Saturday, September 04, 2021

Screenplays and petticoats: a book about Hindi cinema's women screenwriters

(Along with the Green Knight review [in the previous post], this is the other short piece I have in this week’s India Today – a review of Anubha Yadav’s very engrossing Scripting Bollywood: Candid Conversations with Women Who Write Hindi Cinema)

Juhi Chaturvedi says she reads dialogues out loud while writing them: “My staff sometimes comes to my room to check if everything is fine.” Shama Zaidi reads big novels non-linearly – “I decide how much I want to read and I read in stages” – and believes a web-series can be experienced the same way.
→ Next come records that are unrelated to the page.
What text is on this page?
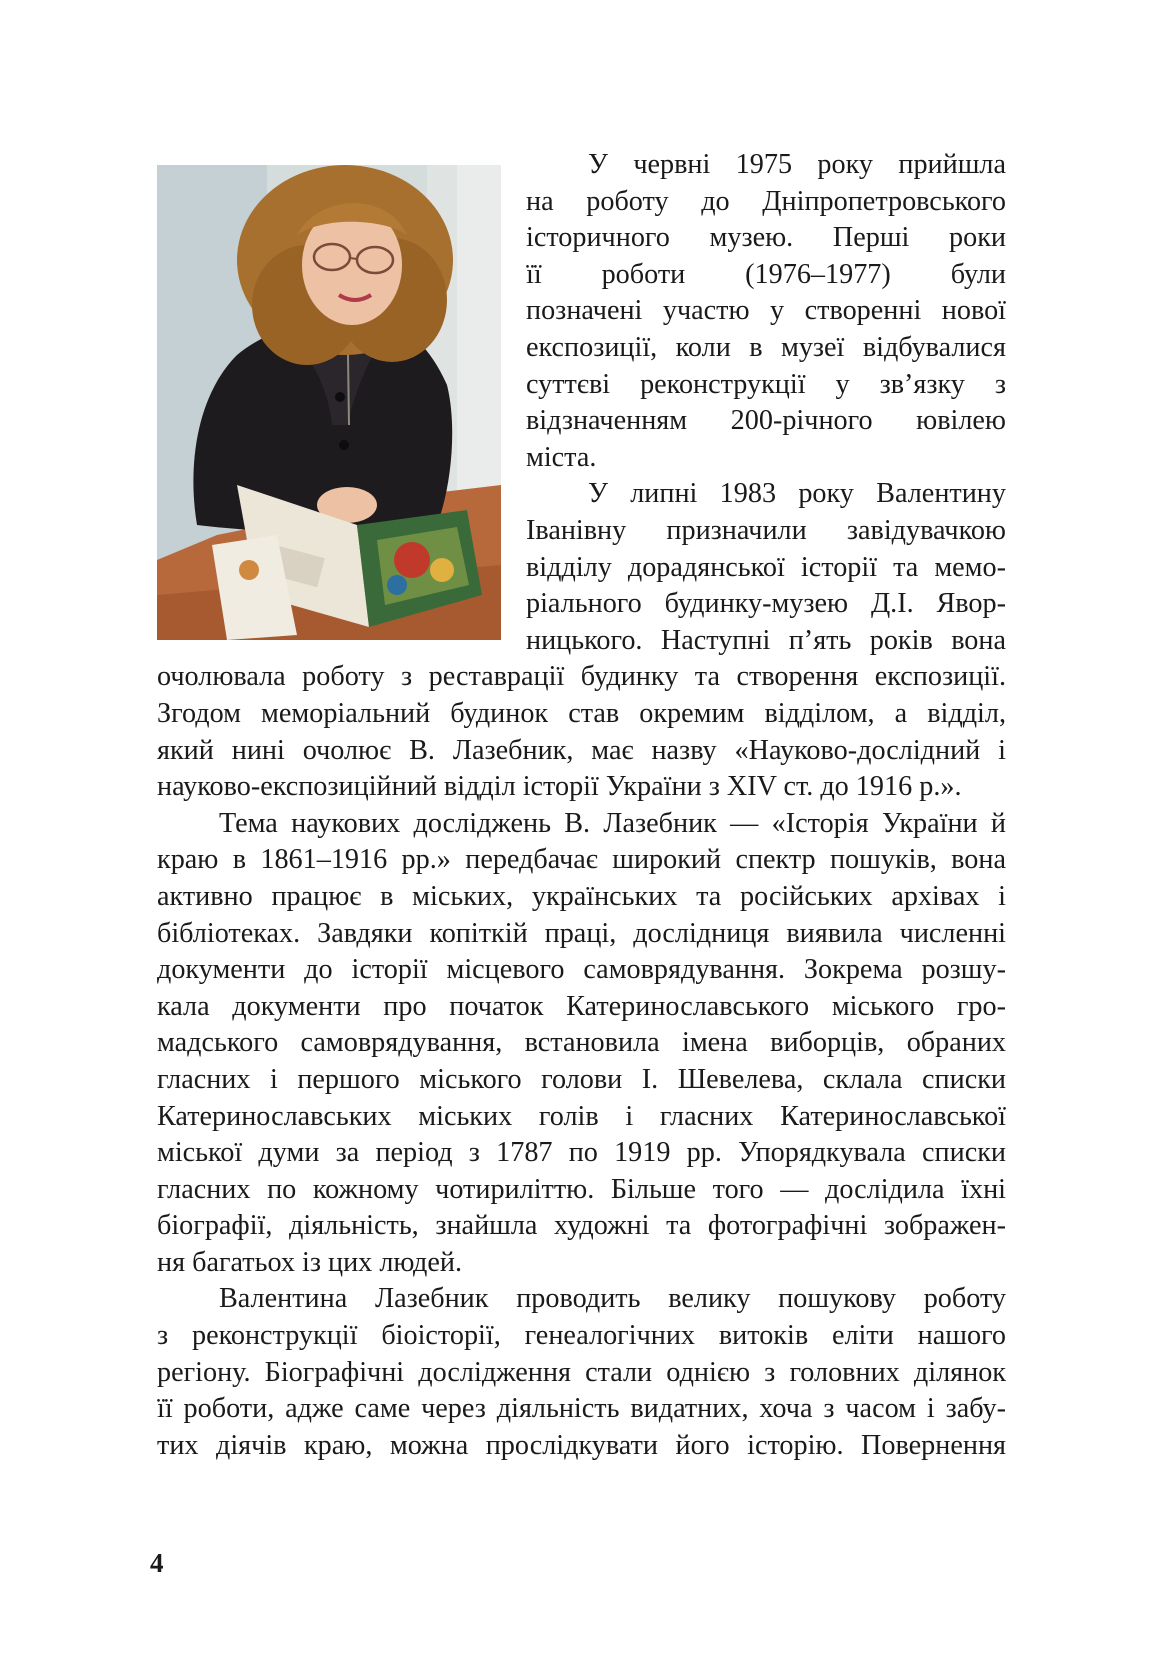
У червні 1975 року прийшла
на роботу до Дніпропетровського
історичного музею. Перші роки
її роботи (1976–1977) були
позначені участю у створенні нової
експозиції, коли в музеї відбувалися
суттєві реконструкції у зв’язку з
відзначенням 200-річного ювілею
міста.
У липні 1983 року Валентину
Іванівну призначили завідувачкою
відділу дорадянської історії та мемо-
ріального будинку-музею Д.І. Явор-
ницького. Наступні п’ять років вона
очолювала роботу з реставрації будинку та створення експозиції.
Згодом меморіальний будинок став окремим відділом, а відділ,
який нині очолює В. Лазебник, має назву «Науково-дослідний і
науково-експозиційний відділ історії України з XIV ст. до 1916 р.».
Тема наукових досліджень В. Лазебник — «Історія України й
краю в 1861–1916 рр.» передбачає широкий спектр пошуків, вона
активно працює в міських, українських та російських архівах і
бібліотеках. Завдяки копіткій праці, дослідниця виявила численні
документи до історії місцевого самоврядування. Зокрема розшу-
кала документи про початок Катеринославського міського гро-
мадського самоврядування, встановила імена виборців, обраних
гласних і першого міського голови І. Шевелева, склала списки
Катеринославських міських голів і гласних Катеринославської
міської думи за період з 1787 по 1919 рр. Упорядкувала списки
гласних по кожному чотириліттю. Більше того — дослідила їхні
біографії, діяльність, знайшла художні та фотографічні зображен-
ня багатьох із цих людей.
Валентина Лазебник проводить велику пошукову роботу
з реконструкції біоісторії, генеалогічних витоків еліти нашого
регіону. Біографічні дослідження стали однією з головних ділянок
її роботи, адже саме через діяльність видатних, хоча з часом і забу-
тих діячів краю, можна прослідкувати його історію. Повернення
4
Sooni Taraporevala decided to direct the film of her script Little Zizou because she wanted to maintain its quirkiness. Screenplay structure is like a petticoat, says Shibani Bathija – without it, “you will not get the form you need. The sari will fall right off”. The late Kalpana Lajmi says she finds depictions of romance in the films of Gulzar and Shyam Benegal dry, and that “there is more ras in a woman’s gaze”.

Little details like these – observations, back-stories, personal whimsies – provide the beating heart of this collection of interviews with 14 woman screenwriters. They give Scripting Bollywood the same free-flowing, unpredictable quality that Taraporevala wanted her film to have.

This book is a response to two levels of “invisibilising”: the neglect of, or glossing over of, a writer’s contribution to filmmaking; and the more specific neglect of female writers over the decades. The subjects include veterans like Zaidi and Sai Paranjpye as well as younger writers like Chaturvedi and Devika Bhagat who work in the exciting new worlds of the indie film and the web-series. This means that all sorts of cinematic idioms are contained here: from “parallel” to “commercial”, from overtly progressive films to the ones that get labelled “problematic” because of their politics. And the stories, personalities and viewpoints are equally varied.

Yadav invisibilises herself in a sense by presenting the conversations in the “as told to” format – we get only the voices of the subjects, which creates a hushed, intimate, stream-of-consciousness effect. Some writers speak a little more about craft or routines, others focus on formative experiences or influences. Rapports with directors – Urmi Juvekar’s work with Dibakar Banerjee, for instance, or Honey Irani’s with Yash Chopra or Bathija’s with Karan Johar – are discussed in terms of conflict or cooperation. Some see being a woman as central to their experience, others appear not to give it much importance. There are different perspectives on the female gaze in scriptwriting, and insights into the challenges of various periods in film history: here is Kamna Chandra relating how she wrote Prem Rog for Raj Kapoor, who made some changes “to suit a more mainstream film”; and here is Chandra’s daughter Tanuja, decades later, writing in the multiplex era or for independent American producers.

Importantly, before moving on to the main interviews, Yadav provides context about some of the women who played key roles – as producers, directors, writers, or sometimes all at the same time – in the early years of the talking Hindi film: figures like Fatma Begum, Ratan Bai and Jaddan Bai, whose contribution to screenwriting has barely been noted in the historical record. This is also a reminder of the value of the present book – and, hopefully, others that will follow it – as a chronicle of cinema’s undervalued creators.